Sanborn said she doesn't plan big changes to the office. She said she plans to "bring some of the philosophies that I feel strongly about, which is transparency, collaboration and communication and continue to do those and do those with the folks in this office. My hope is they hold me accountable and I keep doing them and that those around me do the same."

One area she's hoping to improve is in diversifying the staff at her office. The Minneapolis Division will hold a diversity agent recruitment event in early August.

The FBI has come under scrutiny from President Trump and others for how it has handled investigations during the 2016 election.

Sanborn said that has been tough for some within the agency.

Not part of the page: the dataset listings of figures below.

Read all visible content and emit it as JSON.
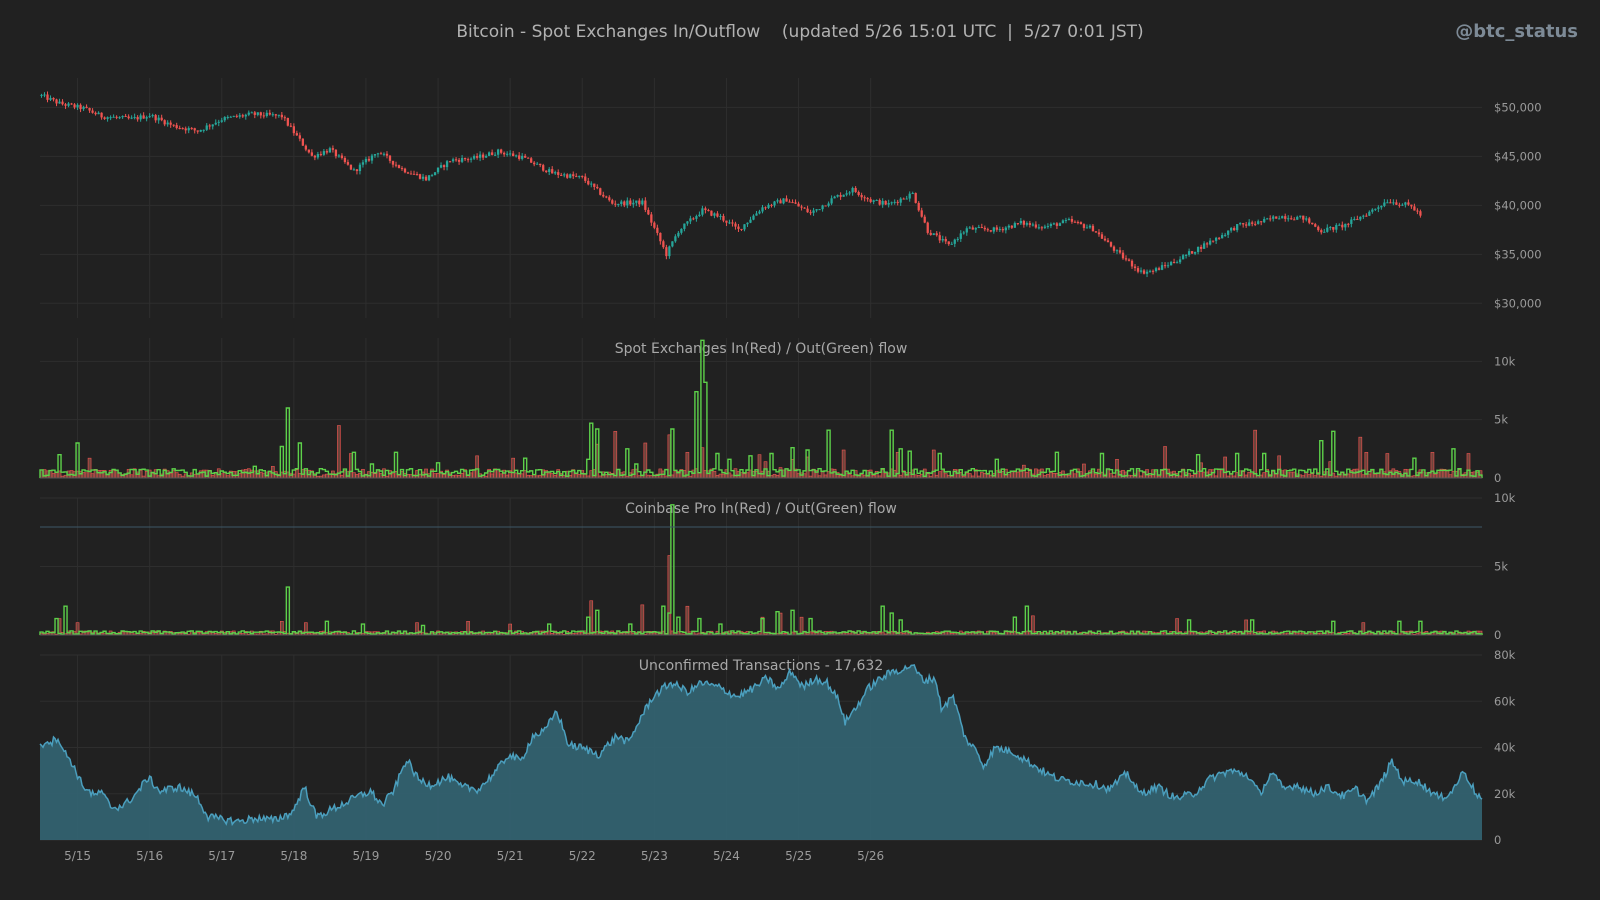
{
  "header": {
    "title": "Bitcoin - Spot Exchanges In/Outflow    (updated 5/26 15:01 UTC  |  5/27 0:01 JST)",
    "handle": "@btc_status"
  },
  "chart_data": [
    {
      "type": "candlestick",
      "title": "",
      "ylim": [
        28500,
        53000
      ],
      "yticks": [
        "$30,000",
        "$35,000",
        "$40,000",
        "$45,000",
        "$50,000"
      ],
      "ytick_values": [
        30000,
        35000,
        40000,
        45000,
        50000
      ],
      "colors": {
        "up": "#26a69a",
        "down": "#ef5350"
      },
      "x_start": "5/14 12:00",
      "interval_hours": 1,
      "close_anchors": [
        [
          0,
          51200
        ],
        [
          6,
          50400
        ],
        [
          14,
          49900
        ],
        [
          20,
          49100
        ],
        [
          30,
          48800
        ],
        [
          36,
          49200
        ],
        [
          44,
          48100
        ],
        [
          52,
          47600
        ],
        [
          60,
          48800
        ],
        [
          70,
          49300
        ],
        [
          80,
          49100
        ],
        [
          90,
          45000
        ],
        [
          96,
          45700
        ],
        [
          104,
          43500
        ],
        [
          112,
          45500
        ],
        [
          120,
          43700
        ],
        [
          128,
          42700
        ],
        [
          136,
          44600
        ],
        [
          144,
          44800
        ],
        [
          152,
          45500
        ],
        [
          160,
          44900
        ],
        [
          170,
          43300
        ],
        [
          180,
          42800
        ],
        [
          190,
          40200
        ],
        [
          200,
          40300
        ],
        [
          208,
          35000
        ],
        [
          212,
          37400
        ],
        [
          220,
          39500
        ],
        [
          226,
          38800
        ],
        [
          232,
          37500
        ],
        [
          240,
          39800
        ],
        [
          248,
          40600
        ],
        [
          256,
          39200
        ],
        [
          264,
          40800
        ],
        [
          270,
          41600
        ],
        [
          276,
          40500
        ],
        [
          282,
          40100
        ],
        [
          290,
          41200
        ],
        [
          295,
          37400
        ],
        [
          302,
          35900
        ],
        [
          308,
          37600
        ],
        [
          318,
          37500
        ],
        [
          326,
          38200
        ],
        [
          334,
          37800
        ],
        [
          342,
          38400
        ],
        [
          350,
          37600
        ],
        [
          358,
          35200
        ],
        [
          366,
          33200
        ],
        [
          370,
          33300
        ],
        [
          378,
          34400
        ],
        [
          386,
          35800
        ],
        [
          392,
          36800
        ],
        [
          398,
          37900
        ],
        [
          406,
          38300
        ],
        [
          412,
          38900
        ],
        [
          420,
          38700
        ],
        [
          426,
          37400
        ],
        [
          434,
          38000
        ],
        [
          442,
          39300
        ],
        [
          448,
          40500
        ],
        [
          456,
          39900
        ],
        [
          459,
          39000
        ]
      ]
    },
    {
      "type": "bar",
      "title": "Spot Exchanges  In(Red) / Out(Green) flow",
      "ylim": [
        0,
        12000
      ],
      "yticks": [
        "0",
        "5k",
        "10k"
      ],
      "ytick_values": [
        0,
        5000,
        10000
      ],
      "series": [
        {
          "name": "In",
          "color": "#ef5350",
          "spikes": [
            [
              16,
              1700
            ],
            [
              77,
              1000
            ],
            [
              99,
              4500
            ],
            [
              103,
              2100
            ],
            [
              145,
              1900
            ],
            [
              157,
              1700
            ],
            [
              185,
              2900
            ],
            [
              191,
              4000
            ],
            [
              201,
              3000
            ],
            [
              209,
              3700
            ],
            [
              215,
              2200
            ],
            [
              220,
              2600
            ],
            [
              239,
              2000
            ],
            [
              241,
              1400
            ],
            [
              246,
              900
            ],
            [
              250,
              1600
            ],
            [
              255,
              1800
            ],
            [
              267,
              2400
            ],
            [
              285,
              2200
            ],
            [
              297,
              2400
            ],
            [
              327,
              1100
            ],
            [
              347,
              1200
            ],
            [
              358,
              1600
            ],
            [
              374,
              2700
            ],
            [
              386,
              1300
            ],
            [
              394,
              1800
            ],
            [
              404,
              4100
            ],
            [
              412,
              1900
            ],
            [
              429,
              1400
            ],
            [
              439,
              3500
            ],
            [
              441,
              2200
            ],
            [
              448,
              2100
            ],
            [
              463,
              2200
            ],
            [
              475,
              2100
            ],
            [
              486,
              3400
            ]
          ],
          "values_note": "hourly bars"
        },
        {
          "name": "Out",
          "color": "#5dd14a",
          "spikes": [
            [
              6,
              2000
            ],
            [
              12,
              3000
            ],
            [
              71,
              1000
            ],
            [
              80,
              2700
            ],
            [
              82,
              6000
            ],
            [
              86,
              3000
            ],
            [
              104,
              2200
            ],
            [
              110,
              1200
            ],
            [
              118,
              2200
            ],
            [
              132,
              1300
            ],
            [
              161,
              1700
            ],
            [
              182,
              1600
            ],
            [
              183,
              4700
            ],
            [
              185,
              4200
            ],
            [
              195,
              2500
            ],
            [
              198,
              1200
            ],
            [
              210,
              4200
            ],
            [
              218,
              7400
            ],
            [
              220,
              11800
            ],
            [
              221,
              8200
            ],
            [
              225,
              2100
            ],
            [
              229,
              1600
            ],
            [
              236,
              1900
            ],
            [
              243,
              2100
            ],
            [
              250,
              2600
            ],
            [
              255,
              2400
            ],
            [
              262,
              4100
            ],
            [
              283,
              4100
            ],
            [
              286,
              2500
            ],
            [
              289,
              2300
            ],
            [
              299,
              2100
            ],
            [
              318,
              1600
            ],
            [
              338,
              2200
            ],
            [
              353,
              2100
            ],
            [
              365,
              800
            ],
            [
              385,
              2000
            ],
            [
              398,
              2100
            ],
            [
              407,
              2100
            ],
            [
              426,
              3200
            ],
            [
              430,
              4000
            ],
            [
              457,
              1700
            ],
            [
              470,
              2500
            ],
            [
              483,
              1400
            ]
          ]
        }
      ]
    },
    {
      "type": "bar",
      "title": "Coinbase Pro  In(Red) / Out(Green) flow",
      "ylim": [
        0,
        10000
      ],
      "yticks": [
        "0",
        "5k",
        "10k"
      ],
      "ytick_values": [
        0,
        5000,
        10000
      ],
      "series": [
        {
          "name": "In",
          "color": "#ef5350",
          "spikes": [
            [
              6,
              1200
            ],
            [
              12,
              900
            ],
            [
              80,
              1000
            ],
            [
              88,
              900
            ],
            [
              125,
              900
            ],
            [
              142,
              1000
            ],
            [
              156,
              800
            ],
            [
              183,
              2500
            ],
            [
              200,
              2200
            ],
            [
              209,
              5800
            ],
            [
              215,
              2100
            ],
            [
              240,
              1300
            ],
            [
              246,
              1600
            ],
            [
              253,
              1300
            ],
            [
              330,
              1400
            ],
            [
              378,
              1200
            ],
            [
              401,
              1100
            ],
            [
              440,
              900
            ]
          ]
        },
        {
          "name": "Out",
          "color": "#5dd14a",
          "spikes": [
            [
              5,
              1200
            ],
            [
              8,
              2100
            ],
            [
              82,
              3500
            ],
            [
              95,
              1000
            ],
            [
              107,
              800
            ],
            [
              127,
              700
            ],
            [
              169,
              800
            ],
            [
              182,
              1300
            ],
            [
              185,
              1800
            ],
            [
              196,
              800
            ],
            [
              207,
              2100
            ],
            [
              209,
              1600
            ],
            [
              210,
              9500
            ],
            [
              212,
              1300
            ],
            [
              219,
              1200
            ],
            [
              226,
              800
            ],
            [
              240,
              1200
            ],
            [
              245,
              1700
            ],
            [
              250,
              1800
            ],
            [
              256,
              1200
            ],
            [
              280,
              2100
            ],
            [
              283,
              1600
            ],
            [
              286,
              1100
            ],
            [
              324,
              1300
            ],
            [
              328,
              2100
            ],
            [
              382,
              1100
            ],
            [
              403,
              1100
            ],
            [
              430,
              1000
            ],
            [
              452,
              1000
            ],
            [
              459,
              1000
            ]
          ]
        }
      ]
    },
    {
      "type": "area",
      "title": "Unconfirmed Transactions  -  17,632",
      "ylim": [
        0,
        80000
      ],
      "yticks": [
        "0",
        "20k",
        "40k",
        "60k",
        "80k"
      ],
      "ytick_values": [
        0,
        20000,
        40000,
        60000,
        80000
      ],
      "colors": {
        "line": "#4b9fbe",
        "fill": "#336573"
      },
      "anchors": [
        [
          0,
          40000
        ],
        [
          2,
          43000
        ],
        [
          4,
          42500
        ],
        [
          6,
          44500
        ],
        [
          8,
          38000
        ],
        [
          10,
          35000
        ],
        [
          14,
          24000
        ],
        [
          18,
          19000
        ],
        [
          20,
          21000
        ],
        [
          24,
          14000
        ],
        [
          28,
          15000
        ],
        [
          32,
          20000
        ],
        [
          36,
          27000
        ],
        [
          40,
          21000
        ],
        [
          46,
          23000
        ],
        [
          52,
          19000
        ],
        [
          56,
          10000
        ],
        [
          60,
          9000
        ],
        [
          66,
          8000
        ],
        [
          72,
          9500
        ],
        [
          78,
          8500
        ],
        [
          84,
          12000
        ],
        [
          88,
          23000
        ],
        [
          92,
          10000
        ],
        [
          100,
          15000
        ],
        [
          106,
          19000
        ],
        [
          110,
          21000
        ],
        [
          114,
          15000
        ],
        [
          118,
          22000
        ],
        [
          122,
          35000
        ],
        [
          126,
          26000
        ],
        [
          130,
          24000
        ],
        [
          136,
          27000
        ],
        [
          140,
          23000
        ],
        [
          146,
          22000
        ],
        [
          152,
          30000
        ],
        [
          156,
          37000
        ],
        [
          160,
          34000
        ],
        [
          164,
          45000
        ],
        [
          168,
          47000
        ],
        [
          172,
          56000
        ],
        [
          176,
          41000
        ],
        [
          180,
          40000
        ],
        [
          186,
          37000
        ],
        [
          192,
          45000
        ],
        [
          196,
          42000
        ],
        [
          200,
          53000
        ],
        [
          204,
          62000
        ],
        [
          210,
          68000
        ],
        [
          216,
          64000
        ],
        [
          220,
          68000
        ],
        [
          226,
          66000
        ],
        [
          232,
          62000
        ],
        [
          238,
          66000
        ],
        [
          242,
          70000
        ],
        [
          246,
          65000
        ],
        [
          250,
          73000
        ],
        [
          254,
          66000
        ],
        [
          258,
          70000
        ],
        [
          262,
          68000
        ],
        [
          266,
          60000
        ],
        [
          268,
          51000
        ],
        [
          272,
          58000
        ],
        [
          276,
          66000
        ],
        [
          280,
          70000
        ],
        [
          284,
          73000
        ],
        [
          288,
          74000
        ],
        [
          290,
          76000
        ],
        [
          294,
          69000
        ],
        [
          298,
          70000
        ],
        [
          300,
          57000
        ],
        [
          304,
          62000
        ],
        [
          308,
          44000
        ],
        [
          312,
          38000
        ],
        [
          314,
          32000
        ],
        [
          318,
          40000
        ],
        [
          324,
          38000
        ],
        [
          330,
          33000
        ],
        [
          336,
          28000
        ],
        [
          340,
          26000
        ],
        [
          346,
          25000
        ],
        [
          352,
          24000
        ],
        [
          356,
          22000
        ],
        [
          362,
          29000
        ],
        [
          366,
          20000
        ],
        [
          372,
          23000
        ],
        [
          378,
          18000
        ],
        [
          384,
          20000
        ],
        [
          390,
          27000
        ],
        [
          396,
          30000
        ],
        [
          402,
          28000
        ],
        [
          406,
          20000
        ],
        [
          410,
          29000
        ],
        [
          414,
          22000
        ],
        [
          418,
          24000
        ],
        [
          424,
          20000
        ],
        [
          428,
          23000
        ],
        [
          434,
          19000
        ],
        [
          438,
          22000
        ],
        [
          442,
          17000
        ],
        [
          446,
          24000
        ],
        [
          450,
          34000
        ],
        [
          454,
          25000
        ],
        [
          458,
          26000
        ],
        [
          462,
          22000
        ],
        [
          466,
          18000
        ],
        [
          470,
          21000
        ],
        [
          474,
          30000
        ],
        [
          478,
          20000
        ],
        [
          480,
          17632
        ]
      ]
    }
  ],
  "x_axis": {
    "labels": [
      "5/15",
      "5/16",
      "5/17",
      "5/18",
      "5/19",
      "5/20",
      "5/21",
      "5/22",
      "5/23",
      "5/24",
      "5/25",
      "5/26"
    ]
  }
}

"I think anytime that you are painted in a negative light in the press it's difficult," she said. "But what I can tell you from my experience throughout the bureau, and this field office is no different, is we have a workforce that's laser-focused on getting ahead of the threat, protecting the communities we serve and when we have victims, it's really the victims and doing those victims' justice is what motivates the workforce."

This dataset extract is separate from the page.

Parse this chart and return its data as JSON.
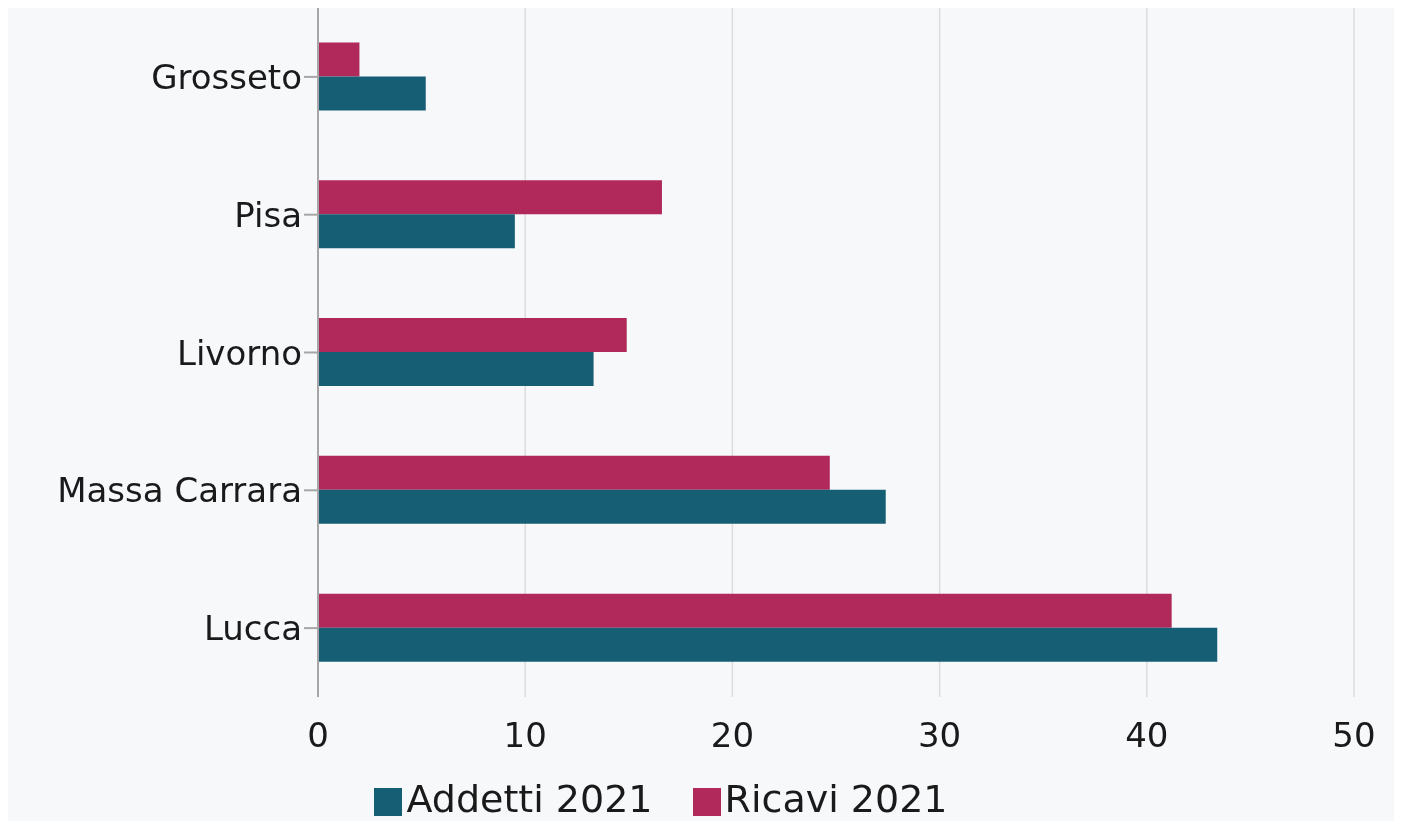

Sanborn replaces Rick Thornton, who is now the Federal Reserve Bank of Minneapolis' vice president of law enforcement and operations.

"Minneapolis has a great reputation around the bureau of being a great field office," she said. "I had some interaction with this field office in some of my earlier case agent days, so I already had a really sort of fond experience and a bond I had built. But I've always sort of raised my hand to try different things, I'm a big believer in diversity and so one of the things I've tried to do to my career is not limit it to one specific geographic region."